前の年の6月、長野県松本市で発生したサリン事件の記憶はまだ新しかったが、この事件は冤罪事件として記憶され始めたものの、現実感のない事件であった。身近にこの事件で息子を亡くした同僚がいたことが、他の人よりは現実的な印象は残しながら……。

この年は、1月の阪神淡路の大震災で明け、経済も一向に明るさが見えない。そこに、このサリン事件だった。何か表現しがたい、恐ろしいことが、まだまだ続いて起きるのではないか、という恐怖が湧き上がってきた。さらに3月30日には警察庁長官が自宅前で狙撃される、という事件も追い討ちをかけた。

オウムというオカルト集団にメスが入ったのは、地下鉄事件の2日後、警察庁長官狙撃は、オウムが犯行によって、オウムから目をそらさせようとしてのことだった。第6サティアンから教祖が引き出されのは、暑くなり始めた5月半ばのことだった。

40年余り前、「邪宗門」という小説が高橋和巳によって書かれた。
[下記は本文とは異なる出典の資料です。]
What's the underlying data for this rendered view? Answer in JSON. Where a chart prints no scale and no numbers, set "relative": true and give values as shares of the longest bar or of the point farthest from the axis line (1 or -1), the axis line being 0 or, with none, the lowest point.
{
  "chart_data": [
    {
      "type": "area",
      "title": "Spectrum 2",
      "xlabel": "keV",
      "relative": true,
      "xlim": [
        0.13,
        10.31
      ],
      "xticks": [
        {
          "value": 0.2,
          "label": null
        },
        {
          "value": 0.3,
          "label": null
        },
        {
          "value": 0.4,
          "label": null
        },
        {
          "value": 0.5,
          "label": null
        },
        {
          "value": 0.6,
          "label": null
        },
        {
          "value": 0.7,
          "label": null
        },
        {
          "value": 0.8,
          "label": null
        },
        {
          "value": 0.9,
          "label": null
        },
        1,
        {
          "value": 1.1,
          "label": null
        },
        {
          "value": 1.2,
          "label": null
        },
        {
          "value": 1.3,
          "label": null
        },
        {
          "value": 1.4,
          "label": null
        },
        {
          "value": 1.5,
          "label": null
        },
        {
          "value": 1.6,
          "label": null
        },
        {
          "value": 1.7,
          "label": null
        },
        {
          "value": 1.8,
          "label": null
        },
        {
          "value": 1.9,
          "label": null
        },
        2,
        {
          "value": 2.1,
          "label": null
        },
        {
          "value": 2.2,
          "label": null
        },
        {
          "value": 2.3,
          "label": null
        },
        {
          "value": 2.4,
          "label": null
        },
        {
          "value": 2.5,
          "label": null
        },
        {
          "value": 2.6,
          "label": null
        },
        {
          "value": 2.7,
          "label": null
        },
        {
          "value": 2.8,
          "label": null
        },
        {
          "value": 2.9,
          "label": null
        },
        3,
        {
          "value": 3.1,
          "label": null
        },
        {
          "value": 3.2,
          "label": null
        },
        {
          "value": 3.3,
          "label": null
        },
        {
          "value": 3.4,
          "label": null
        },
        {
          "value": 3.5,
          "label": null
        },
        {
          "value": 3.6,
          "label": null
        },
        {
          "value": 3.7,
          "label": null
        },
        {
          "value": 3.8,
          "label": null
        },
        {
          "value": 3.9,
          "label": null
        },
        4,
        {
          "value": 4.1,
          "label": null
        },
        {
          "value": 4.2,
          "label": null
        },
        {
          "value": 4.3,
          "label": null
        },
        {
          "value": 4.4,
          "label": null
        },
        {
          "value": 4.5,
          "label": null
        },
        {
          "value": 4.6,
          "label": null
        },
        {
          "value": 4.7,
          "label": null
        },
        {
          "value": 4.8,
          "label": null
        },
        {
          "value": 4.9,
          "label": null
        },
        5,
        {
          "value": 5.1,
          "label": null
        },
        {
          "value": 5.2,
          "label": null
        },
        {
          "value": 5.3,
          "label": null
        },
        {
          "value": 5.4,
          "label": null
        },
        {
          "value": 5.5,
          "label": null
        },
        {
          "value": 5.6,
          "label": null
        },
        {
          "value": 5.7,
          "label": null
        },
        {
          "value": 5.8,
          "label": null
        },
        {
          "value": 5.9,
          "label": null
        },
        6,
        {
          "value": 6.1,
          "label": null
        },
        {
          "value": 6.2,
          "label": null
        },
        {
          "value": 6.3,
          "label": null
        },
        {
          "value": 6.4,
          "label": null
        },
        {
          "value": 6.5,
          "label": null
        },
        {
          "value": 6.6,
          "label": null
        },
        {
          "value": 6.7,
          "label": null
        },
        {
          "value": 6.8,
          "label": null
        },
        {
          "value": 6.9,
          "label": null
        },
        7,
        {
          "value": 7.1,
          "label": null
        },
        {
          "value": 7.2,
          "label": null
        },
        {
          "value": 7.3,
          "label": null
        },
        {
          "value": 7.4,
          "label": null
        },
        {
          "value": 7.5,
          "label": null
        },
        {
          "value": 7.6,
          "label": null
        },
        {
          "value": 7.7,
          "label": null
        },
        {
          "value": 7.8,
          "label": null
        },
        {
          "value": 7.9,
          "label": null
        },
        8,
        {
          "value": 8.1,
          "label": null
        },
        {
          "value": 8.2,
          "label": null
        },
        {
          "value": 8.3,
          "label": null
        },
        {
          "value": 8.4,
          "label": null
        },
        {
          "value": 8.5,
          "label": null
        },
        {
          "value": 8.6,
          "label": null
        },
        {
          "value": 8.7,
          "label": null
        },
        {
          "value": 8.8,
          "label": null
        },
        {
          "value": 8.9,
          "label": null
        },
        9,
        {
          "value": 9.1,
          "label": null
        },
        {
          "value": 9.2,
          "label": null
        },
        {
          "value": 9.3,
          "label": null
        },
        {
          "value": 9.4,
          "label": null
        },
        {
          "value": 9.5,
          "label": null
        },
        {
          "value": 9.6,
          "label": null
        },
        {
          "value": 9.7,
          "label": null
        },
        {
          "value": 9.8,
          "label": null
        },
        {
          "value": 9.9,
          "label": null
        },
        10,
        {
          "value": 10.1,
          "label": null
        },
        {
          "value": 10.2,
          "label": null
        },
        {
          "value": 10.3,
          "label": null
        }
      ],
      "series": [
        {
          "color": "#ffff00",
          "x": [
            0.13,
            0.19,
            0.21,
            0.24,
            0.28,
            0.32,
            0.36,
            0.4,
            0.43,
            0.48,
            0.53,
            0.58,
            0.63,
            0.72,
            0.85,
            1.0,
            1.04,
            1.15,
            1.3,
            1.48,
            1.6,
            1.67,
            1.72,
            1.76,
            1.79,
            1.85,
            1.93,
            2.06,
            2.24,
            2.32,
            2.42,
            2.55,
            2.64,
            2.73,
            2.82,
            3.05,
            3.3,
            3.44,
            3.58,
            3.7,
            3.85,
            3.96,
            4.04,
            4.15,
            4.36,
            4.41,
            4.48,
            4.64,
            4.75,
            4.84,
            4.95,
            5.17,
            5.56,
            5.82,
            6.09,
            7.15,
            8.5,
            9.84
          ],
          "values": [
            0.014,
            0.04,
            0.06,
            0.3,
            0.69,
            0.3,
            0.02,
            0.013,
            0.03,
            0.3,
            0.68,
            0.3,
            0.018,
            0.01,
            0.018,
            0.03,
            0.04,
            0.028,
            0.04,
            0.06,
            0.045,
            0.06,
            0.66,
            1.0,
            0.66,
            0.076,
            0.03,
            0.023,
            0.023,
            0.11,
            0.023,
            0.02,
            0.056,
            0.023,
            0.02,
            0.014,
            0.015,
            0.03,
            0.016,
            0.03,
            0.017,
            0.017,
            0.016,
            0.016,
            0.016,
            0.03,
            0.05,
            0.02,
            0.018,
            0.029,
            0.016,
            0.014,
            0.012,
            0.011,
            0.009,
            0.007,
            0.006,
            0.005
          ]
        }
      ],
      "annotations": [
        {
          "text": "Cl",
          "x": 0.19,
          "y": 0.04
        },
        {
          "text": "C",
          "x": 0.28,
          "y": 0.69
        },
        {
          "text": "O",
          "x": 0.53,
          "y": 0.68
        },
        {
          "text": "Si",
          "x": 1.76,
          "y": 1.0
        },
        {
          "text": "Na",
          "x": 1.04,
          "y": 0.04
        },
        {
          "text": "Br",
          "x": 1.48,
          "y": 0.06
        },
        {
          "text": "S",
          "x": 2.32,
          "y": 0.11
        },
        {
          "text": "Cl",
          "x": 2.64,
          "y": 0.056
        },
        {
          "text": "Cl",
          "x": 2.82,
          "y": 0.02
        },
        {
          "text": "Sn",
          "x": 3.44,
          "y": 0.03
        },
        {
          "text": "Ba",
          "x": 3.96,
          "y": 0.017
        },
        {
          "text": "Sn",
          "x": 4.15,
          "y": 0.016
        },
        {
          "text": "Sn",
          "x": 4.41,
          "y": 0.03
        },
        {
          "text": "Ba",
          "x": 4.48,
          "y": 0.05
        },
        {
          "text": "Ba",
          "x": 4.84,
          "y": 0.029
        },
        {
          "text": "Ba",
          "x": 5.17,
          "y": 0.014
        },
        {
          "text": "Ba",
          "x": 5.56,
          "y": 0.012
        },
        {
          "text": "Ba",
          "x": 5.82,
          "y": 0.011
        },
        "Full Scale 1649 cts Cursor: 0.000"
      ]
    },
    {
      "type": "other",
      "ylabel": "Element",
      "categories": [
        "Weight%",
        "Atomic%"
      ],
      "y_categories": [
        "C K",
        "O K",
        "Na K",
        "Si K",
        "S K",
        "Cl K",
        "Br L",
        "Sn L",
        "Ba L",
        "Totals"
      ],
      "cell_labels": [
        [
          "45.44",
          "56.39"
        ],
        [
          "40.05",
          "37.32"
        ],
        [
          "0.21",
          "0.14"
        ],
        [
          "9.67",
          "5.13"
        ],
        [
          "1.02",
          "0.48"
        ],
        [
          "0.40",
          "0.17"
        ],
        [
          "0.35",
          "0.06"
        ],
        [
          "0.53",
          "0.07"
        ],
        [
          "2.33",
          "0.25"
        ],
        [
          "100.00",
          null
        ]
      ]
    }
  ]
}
戦前の大本教がモデルといわれ、国家権力の弾圧の前に、世直しの教義が示され、滅びていく、というものだったが、それとは異なる、現実にこの世に終末を呼び込もうとする邪宗を感じたものだった。

その後、ニューヨークでは01年の9・11事件。アル・カイーダという原理主義グループの犯行。宗教とは、人を救いもすれば、世界を破滅させることもある。そのことは、決して終わることのない現実なのだろう。